Syair Rabindranath Tagore
Tidur di mata bayi, siapa yang mencuri? Aku tahu, mesti.
Ada kendi terdekap di pinggang, ibu pergi mengambil air
tak jauh di luar desa.
Hari telah malam. Anak-anak kehabisan waktu bermain;
itik di kolam tak lagi meriuhkan suara.
Bocah gembala berbaring tertidur di bawah bayang-bayang
rindang pohon banyan.
Burung bangau berdiri muram masih di sana ia di rawa-rawa
di dekat rerumpun pohon mangga.
Sementara itulah, datang sang penuri-tidur, dan merampas
lekas tidur dari mata bayi, lalu berembus pergi.
Ketika ibu telah pulang dia lihat bayinya menjelajah empat
penjuru rumah, semua ruang ia jamah.
Tidr di mata bayi, siapa yang mencuri?
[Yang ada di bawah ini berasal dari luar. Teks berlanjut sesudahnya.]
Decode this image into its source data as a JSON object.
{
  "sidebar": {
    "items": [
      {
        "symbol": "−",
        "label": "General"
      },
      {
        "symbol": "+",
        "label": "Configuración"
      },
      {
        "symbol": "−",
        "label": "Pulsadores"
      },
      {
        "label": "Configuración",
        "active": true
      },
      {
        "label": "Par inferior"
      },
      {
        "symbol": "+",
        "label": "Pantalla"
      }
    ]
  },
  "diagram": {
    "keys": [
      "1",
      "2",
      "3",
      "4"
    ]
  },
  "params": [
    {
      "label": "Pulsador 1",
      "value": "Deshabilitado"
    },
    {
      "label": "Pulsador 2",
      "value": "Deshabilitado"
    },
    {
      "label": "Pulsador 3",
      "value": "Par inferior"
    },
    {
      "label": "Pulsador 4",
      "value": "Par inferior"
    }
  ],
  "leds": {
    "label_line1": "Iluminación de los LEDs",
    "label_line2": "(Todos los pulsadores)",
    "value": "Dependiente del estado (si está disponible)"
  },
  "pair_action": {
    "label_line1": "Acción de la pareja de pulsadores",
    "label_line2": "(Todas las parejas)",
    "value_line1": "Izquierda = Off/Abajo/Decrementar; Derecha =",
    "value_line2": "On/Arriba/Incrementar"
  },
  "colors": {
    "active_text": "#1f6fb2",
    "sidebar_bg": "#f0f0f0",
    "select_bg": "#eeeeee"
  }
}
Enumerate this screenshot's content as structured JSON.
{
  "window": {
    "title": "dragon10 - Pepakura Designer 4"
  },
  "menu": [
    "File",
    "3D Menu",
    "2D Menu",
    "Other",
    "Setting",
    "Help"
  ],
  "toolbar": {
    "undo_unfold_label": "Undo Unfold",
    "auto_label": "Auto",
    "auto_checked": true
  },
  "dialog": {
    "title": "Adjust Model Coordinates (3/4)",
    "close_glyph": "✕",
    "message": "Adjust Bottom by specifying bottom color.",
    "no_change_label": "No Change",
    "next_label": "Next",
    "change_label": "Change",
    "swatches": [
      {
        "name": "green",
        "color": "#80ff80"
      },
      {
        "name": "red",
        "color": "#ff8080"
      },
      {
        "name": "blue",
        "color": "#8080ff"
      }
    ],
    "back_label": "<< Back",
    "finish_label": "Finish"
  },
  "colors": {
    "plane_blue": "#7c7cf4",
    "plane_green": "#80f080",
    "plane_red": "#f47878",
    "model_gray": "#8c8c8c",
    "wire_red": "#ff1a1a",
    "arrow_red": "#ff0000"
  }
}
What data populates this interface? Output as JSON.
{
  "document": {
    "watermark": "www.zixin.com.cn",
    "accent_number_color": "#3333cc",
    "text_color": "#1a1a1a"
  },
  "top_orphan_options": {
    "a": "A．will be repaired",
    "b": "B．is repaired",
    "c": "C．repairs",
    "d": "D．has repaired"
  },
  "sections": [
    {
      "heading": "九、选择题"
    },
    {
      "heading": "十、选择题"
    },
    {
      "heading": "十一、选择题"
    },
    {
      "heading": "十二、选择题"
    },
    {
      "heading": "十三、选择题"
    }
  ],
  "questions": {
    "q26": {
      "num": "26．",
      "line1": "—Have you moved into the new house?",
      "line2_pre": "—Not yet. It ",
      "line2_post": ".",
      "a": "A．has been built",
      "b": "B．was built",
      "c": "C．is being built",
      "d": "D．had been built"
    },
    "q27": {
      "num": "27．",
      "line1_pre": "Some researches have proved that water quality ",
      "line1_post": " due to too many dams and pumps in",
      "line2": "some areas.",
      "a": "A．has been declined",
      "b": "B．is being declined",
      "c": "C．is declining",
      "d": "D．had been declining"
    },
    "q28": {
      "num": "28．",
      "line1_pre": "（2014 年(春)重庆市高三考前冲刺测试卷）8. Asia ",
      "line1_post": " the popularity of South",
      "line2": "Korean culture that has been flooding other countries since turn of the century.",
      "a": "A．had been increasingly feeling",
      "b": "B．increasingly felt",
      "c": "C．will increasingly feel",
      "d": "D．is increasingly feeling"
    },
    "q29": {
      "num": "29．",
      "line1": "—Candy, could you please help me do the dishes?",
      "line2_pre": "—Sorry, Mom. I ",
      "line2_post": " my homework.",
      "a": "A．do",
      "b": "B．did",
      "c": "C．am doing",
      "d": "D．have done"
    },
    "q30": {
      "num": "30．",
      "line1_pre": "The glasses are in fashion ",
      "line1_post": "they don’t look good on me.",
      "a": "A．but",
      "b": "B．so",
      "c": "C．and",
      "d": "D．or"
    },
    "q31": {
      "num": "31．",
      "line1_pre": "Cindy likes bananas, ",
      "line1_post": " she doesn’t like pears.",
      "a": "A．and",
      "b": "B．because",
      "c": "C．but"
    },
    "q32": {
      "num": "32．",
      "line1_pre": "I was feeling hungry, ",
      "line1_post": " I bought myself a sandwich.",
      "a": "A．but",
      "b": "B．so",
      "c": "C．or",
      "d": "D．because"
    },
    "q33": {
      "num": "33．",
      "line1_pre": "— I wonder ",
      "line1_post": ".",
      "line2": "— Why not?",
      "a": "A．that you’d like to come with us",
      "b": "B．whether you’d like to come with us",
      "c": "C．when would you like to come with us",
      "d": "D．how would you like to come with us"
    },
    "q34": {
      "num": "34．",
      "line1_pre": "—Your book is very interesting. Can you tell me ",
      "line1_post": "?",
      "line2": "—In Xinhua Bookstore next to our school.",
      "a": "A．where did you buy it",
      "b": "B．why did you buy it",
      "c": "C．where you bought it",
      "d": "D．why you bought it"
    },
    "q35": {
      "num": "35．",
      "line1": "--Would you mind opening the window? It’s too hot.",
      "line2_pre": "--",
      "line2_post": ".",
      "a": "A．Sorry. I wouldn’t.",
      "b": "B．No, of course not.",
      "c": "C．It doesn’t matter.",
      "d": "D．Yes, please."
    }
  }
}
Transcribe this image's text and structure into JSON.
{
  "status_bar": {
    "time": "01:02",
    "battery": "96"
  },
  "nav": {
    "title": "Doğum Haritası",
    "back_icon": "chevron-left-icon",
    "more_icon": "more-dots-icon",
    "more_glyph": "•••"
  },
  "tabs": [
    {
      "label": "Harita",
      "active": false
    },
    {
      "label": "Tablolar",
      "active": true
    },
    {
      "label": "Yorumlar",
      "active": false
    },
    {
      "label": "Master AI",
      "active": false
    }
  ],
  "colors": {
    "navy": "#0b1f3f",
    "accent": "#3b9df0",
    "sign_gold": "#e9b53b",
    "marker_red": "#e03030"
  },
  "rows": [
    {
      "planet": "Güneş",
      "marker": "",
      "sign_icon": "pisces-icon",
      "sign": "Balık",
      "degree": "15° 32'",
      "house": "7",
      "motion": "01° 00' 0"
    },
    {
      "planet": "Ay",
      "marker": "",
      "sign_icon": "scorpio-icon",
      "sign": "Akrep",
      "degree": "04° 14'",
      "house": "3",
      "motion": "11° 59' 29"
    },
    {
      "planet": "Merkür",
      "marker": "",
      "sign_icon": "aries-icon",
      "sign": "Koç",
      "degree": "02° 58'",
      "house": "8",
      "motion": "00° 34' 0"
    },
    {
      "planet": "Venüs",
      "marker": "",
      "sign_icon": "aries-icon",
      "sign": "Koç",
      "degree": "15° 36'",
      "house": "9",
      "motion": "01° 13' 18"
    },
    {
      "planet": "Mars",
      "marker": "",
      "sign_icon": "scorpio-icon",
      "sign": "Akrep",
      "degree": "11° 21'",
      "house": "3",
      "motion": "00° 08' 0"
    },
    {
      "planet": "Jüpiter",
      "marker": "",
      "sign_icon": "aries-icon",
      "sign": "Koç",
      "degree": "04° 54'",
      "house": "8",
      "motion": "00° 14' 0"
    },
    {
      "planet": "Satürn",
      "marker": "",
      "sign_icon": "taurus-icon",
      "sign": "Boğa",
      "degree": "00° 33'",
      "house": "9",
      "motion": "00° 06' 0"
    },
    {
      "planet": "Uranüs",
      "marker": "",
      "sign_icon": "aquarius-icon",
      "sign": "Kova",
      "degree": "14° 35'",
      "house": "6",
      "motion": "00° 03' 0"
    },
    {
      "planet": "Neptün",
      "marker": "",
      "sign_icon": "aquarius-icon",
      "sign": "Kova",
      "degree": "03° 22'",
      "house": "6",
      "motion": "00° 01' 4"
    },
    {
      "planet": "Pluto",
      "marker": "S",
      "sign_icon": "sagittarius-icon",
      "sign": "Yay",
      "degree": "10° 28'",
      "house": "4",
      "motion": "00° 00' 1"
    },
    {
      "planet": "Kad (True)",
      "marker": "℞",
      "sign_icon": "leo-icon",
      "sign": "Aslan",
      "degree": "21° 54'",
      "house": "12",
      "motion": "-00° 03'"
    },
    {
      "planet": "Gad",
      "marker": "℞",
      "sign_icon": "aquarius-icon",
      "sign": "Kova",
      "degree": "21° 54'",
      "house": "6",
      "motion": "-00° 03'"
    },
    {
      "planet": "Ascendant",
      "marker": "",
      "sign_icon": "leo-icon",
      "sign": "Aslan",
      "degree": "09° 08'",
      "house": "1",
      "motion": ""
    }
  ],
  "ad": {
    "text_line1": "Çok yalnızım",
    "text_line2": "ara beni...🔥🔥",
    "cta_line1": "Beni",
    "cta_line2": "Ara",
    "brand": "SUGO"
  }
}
Aku tahu, mesti.
Aku harus temukan dia segera, kemudian merantainya.
Aku mesti mencari ke gua-gua gelap, di mana arus kecil
menetes-netes di batu-batu besar dan batu mengerut.
Aku mesti mencari di teduh rumpun bakula yang melenakan,
di mana merpati bersuara di sudutnya, dan gelang kaki peri,
berdentingan dalam sunyi malam yang penuh bintang.
Di malam hari, aku mengintip di bisik senyap hutan bambu,
di mana kunang-kunang menuntaskan cahaya, dan aku
akan bertanya pada semua makhluk yang terjumpa, " Siapa
yang bisa beri aku tahu, di mana tinggalnya pencuri tidur itu?
Harus aku beri pelajaran dia, kalau nanti bisa tertangkap dia!
Akan kubongkar sarangnya dan kucari di mana dia timbun
semua tidur yang telah dia curi.
Aku akan rampas semuanya, dan kubawa pulang ke rumah.
Aku akan ikat saja dua sayapnya, dan tinggalkan dia di tepi
sungai, dan biarkan saja dia bermain dengan pancing batang
bulu di antara arus sungai dan bunga lili air.
Ketika hari pasar berakhir di malam hari, anak-anak desa
duduk di pangkuan ibunya, dan riuh suara burung malam
seakan mengancam:
"Tidur siapakah yang akan kau curi sekarang?"